A big navigation study reveals that those who grow up outside of cities are better at finding their way around than urbanites. The findings, published in Nature, suggest that learning to deal with environmental complexity as a youngster improves mental muscles for spatial skills.
Nearly 400,000 people from 38 countries around the world played a video game called Sea Hero Quest, designed by neuroscientists and game developers as a fun way to glean data about people’s brains. Players piloted a boat in search of various targets.
Players must memorize a map before exploring a virtual globe in a boat to find checkpoints as rapidly as possible during the game. The researchers can then assess a person’s sense of direction by seeing how quickly they do so. The game has been found to predict our capacity to orient ourselves in the actual world, and it was originally created to assess the loss of this skill in Alzheimer’s disease patients.
Age, gender, education, and even a better sense of smell have all been associated to better navigational ability. Identifying these details will provide doctors with a more accurate baseline of a person’s navigational ability.
Antoine Coutrot
People who indicated they grew up outside of cities, where they would have likely encountered more meandering roads, were better at finding the objectives than those who said they grew up in cities.
The researchers have now analyzed data from roughly 10,000 people aged 19 to 70 who played all 75 levels of the game, discovering that those who grew up in cities are not inferior at navigating in all situations. Instead, when it comes to navigating areas with a grid-like pattern of straight pathways that matches the geography of many cities, these folks come out on top.

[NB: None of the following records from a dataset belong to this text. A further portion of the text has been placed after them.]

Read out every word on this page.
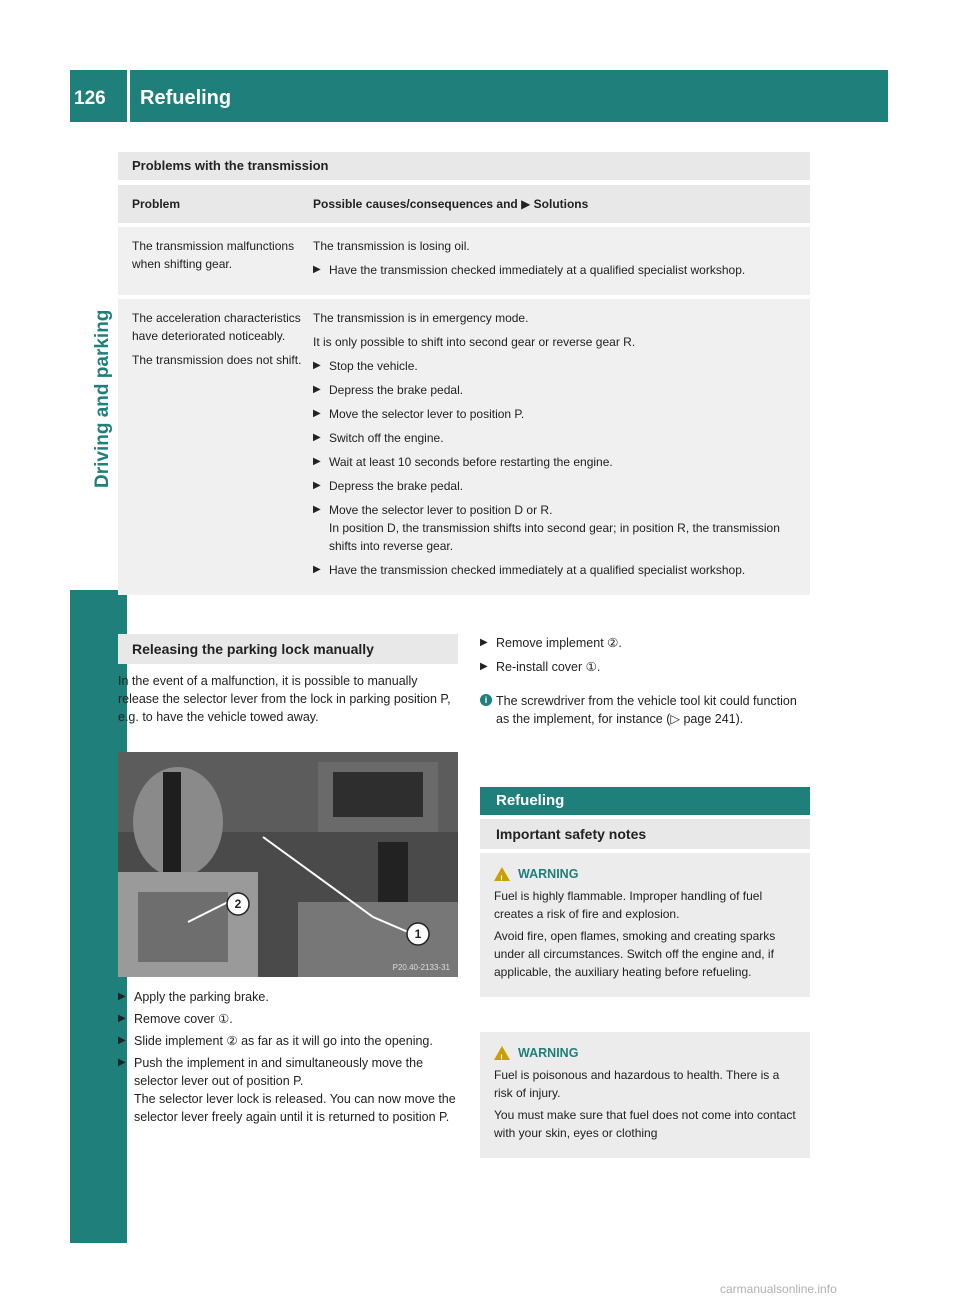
126 Refueling
Driving and parking
Problems with the transmission
Problem	Possible causes/consequences and ▶ Solutions

The transmission malfunctions when shifting gear.

The transmission is losing oil.

▶ Have the transmission checked immediately at a qualified specialist workshop.

The acceleration characteristics have deteriorated noticeably.

The transmission does not shift.

The transmission is in emergency mode.

It is only possible to shift into second gear or reverse gear R.

▶ Stop the vehicle.

▶ Depress the brake pedal.

▶ Move the selector lever to position P.

▶ Switch off the engine.

▶ Wait at least 10 seconds before restarting the engine.

▶ Depress the brake pedal.

▶ Move the selector lever to position D or R.

In position D, the transmission shifts into second gear; in position R, the transmission shifts into reverse gear.

▶ Have the transmission checked immediately at a qualified specialist workshop.

Releasing the parking lock manually

In the event of a malfunction, it is possible to manually release the selector lever from the lock in parking position P, e.g. to have the vehicle towed away.

2
1
P20.40-2133-31

▶ Apply the parking brake.

▶ Remove cover ①.

▶ Slide implement ② as far as it will go into the opening.

▶ Push the implement in and simultaneously move the selector lever out of position P.

The selector lever lock is released. You can now move the selector lever freely again until it is returned to position P.

▶ Remove implement ②.

▶ Re-install cover ①.

i The screwdriver from the vehicle tool kit could function as the implement, for instance (▷ page 241).
Refueling
Important safety notes
! WARNING

Fuel is highly flammable. Improper handling of fuel creates a risk of fire and explosion.

Avoid fire, open flames, smoking and creating sparks under all circumstances. Switch off the engine and, if applicable, the auxiliary heating before refueling.

! WARNING

Fuel is poisonous and hazardous to health. There is a risk of injury.

You must make sure that fuel does not come into contact with your skin, eyes or clothing

carmanualsonline.info
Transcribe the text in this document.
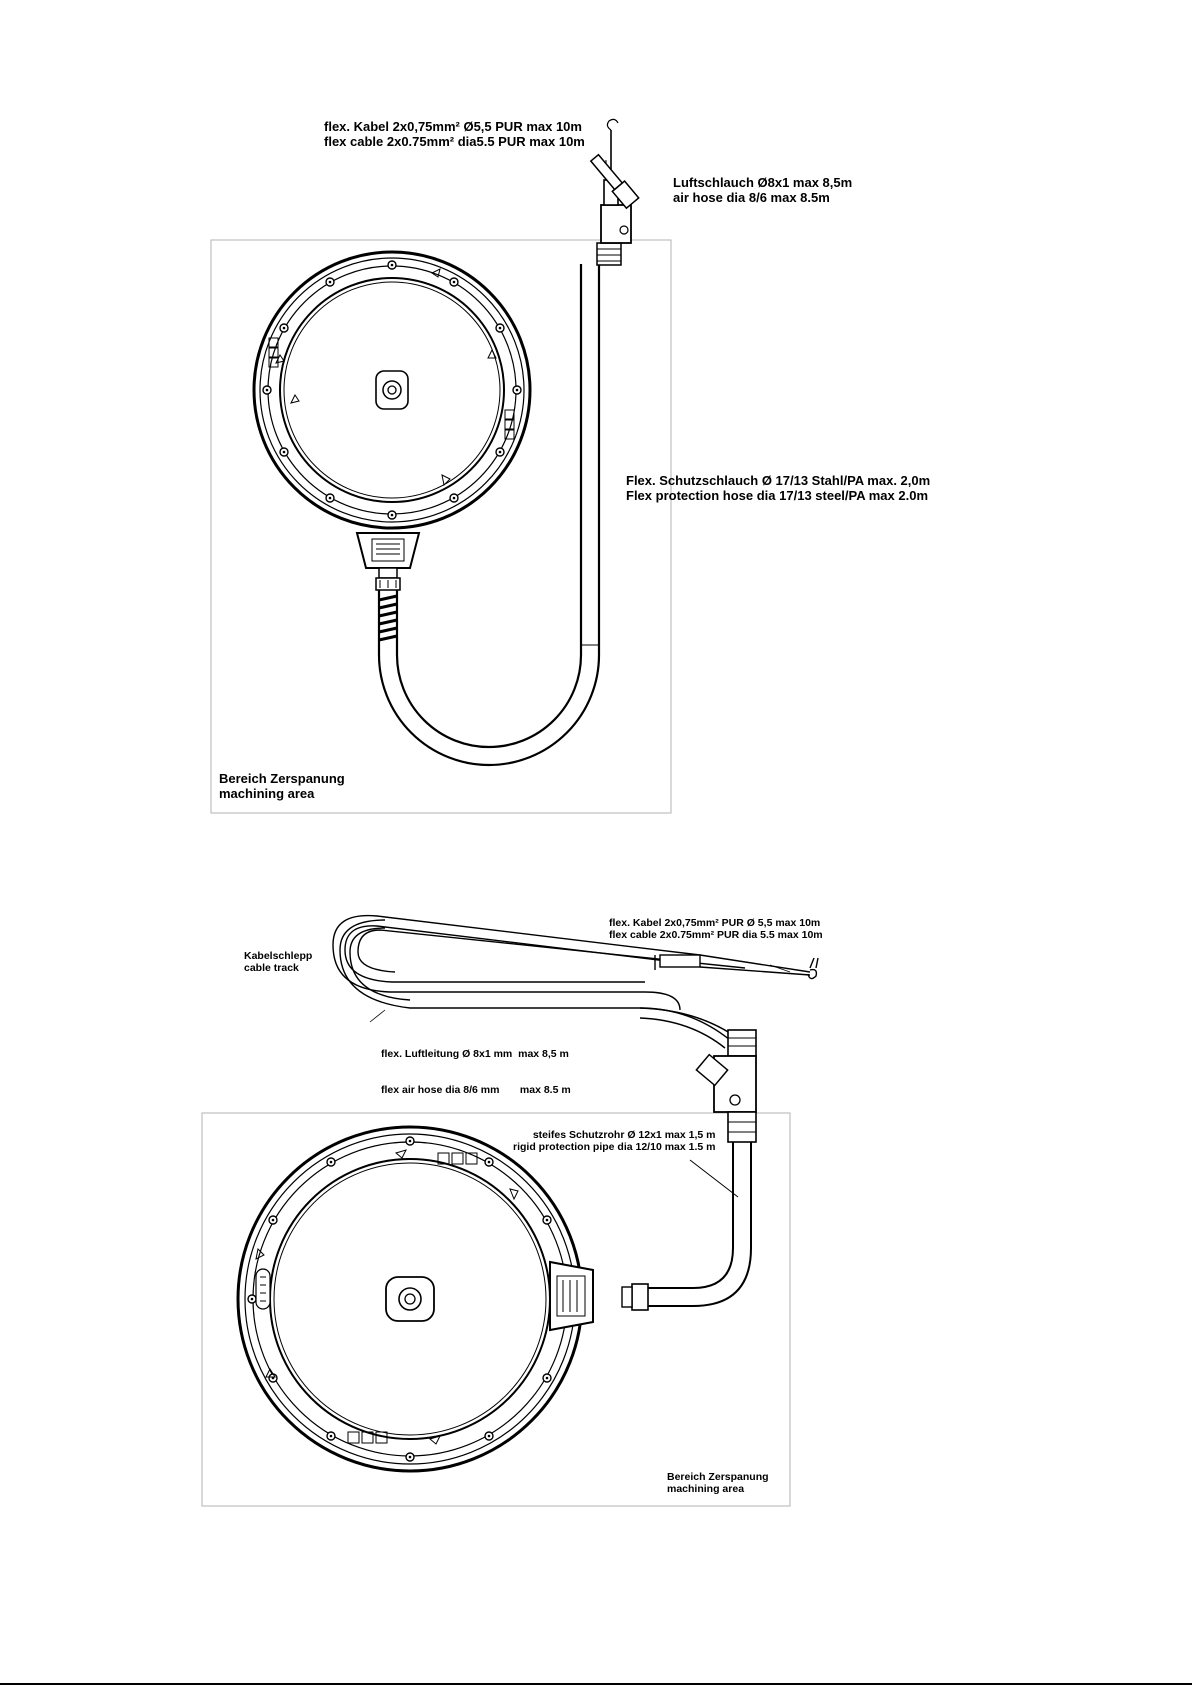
flex. Kabel 2x0,75mm² Ø5,5 PUR max 10m
flex cable 2x0.75mm² dia5.5 PUR max 10m
Luftschlauch Ø8x1 max 8,5m
air hose dia 8/6 max 8.5m
Flex. Schutzschlauch Ø 17/13 Stahl/PA max. 2,0m
Flex protection hose dia 17/13 steel/PA max 2.0m
Bereich Zerspanung
machining area
flex. Kabel 2x0,75mm² PUR Ø 5,5 max 10m
flex cable 2x0.75mm² PUR dia 5.5 max 10m
Kabelschlepp
cable track

flex. Luftleitung Ø 8x1 mm  max 8,5 m

flex air hose dia 8/6 mm       max 8.5 m

steifes Schutzrohr Ø 12x1 max 1,5 m
rigid protection pipe dia 12/10 max 1.5 m
Bereich Zerspanung
machining area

People who were up in rural settings are better at navigating environments with more erratic paths. Even after adjusting for the participants’ age, gender, video gaming expertise, and educational level, the study came to these results.
What’s more, the difference between city dwellers and outsiders was most prominent in countries where cities tend to have simple, gridlike layouts, such as Chicago with its streets laid out at 90-degree angles. The simpler the cities, the bigger the advantage for people from more rural areas, cognitive scientist Antoine Coutrot of CNRS who is based in Lyon, France, and his colleagues report.
Scientists can’t conclude clearly that the disparities in navigation are caused by the childhood environment based on the evidence from video games. But it’s not impossible. “As a child, if you are exposed to a complicated world, you learn to navigate it and develop the necessary cognitive processes,” Coutrot adds.
Age, gender, education, and even a better sense of smell have all been associated to better navigational ability. Identifying these details will provide doctors with a more accurate baseline of a person’s navigational ability. This, in turn, may aid in detecting when these abilities deteriorate, as they do in early Alzheimer’s disease.
“People sort of optimize their abilities to the circumstances with which they engage,” says University of Chicago’s Marc Berman. He wasn’t a part of the analysis, but he thinks it’s well done. “The sample diversity and size are excellent, yet the participants had no idea what was being examined. They were just having fun,” he recalls.
The team also discovered that the location in which people lived at the time they played the game had no effect on their ability to navigate. “We saw, for example, that people who grew up in a rural location and then relocated to a city didn’t modify their navigation abilities — it was the growing up portion that was important,” Spiers explains.
Spiers hypothesizes that the environment in which you grow up may influence how specific neurons known as grid cells, which are part of the brain’s location system, transfer electrical impulses during a vital stage of development. These cells and their activity patterns may then continue for the rest of a person’s life, giving them a distinct navigation style.
“However, we must take into account the fact that we tested spatial navigation using a video game, which is not the same as real-world navigation,” Spiers explains.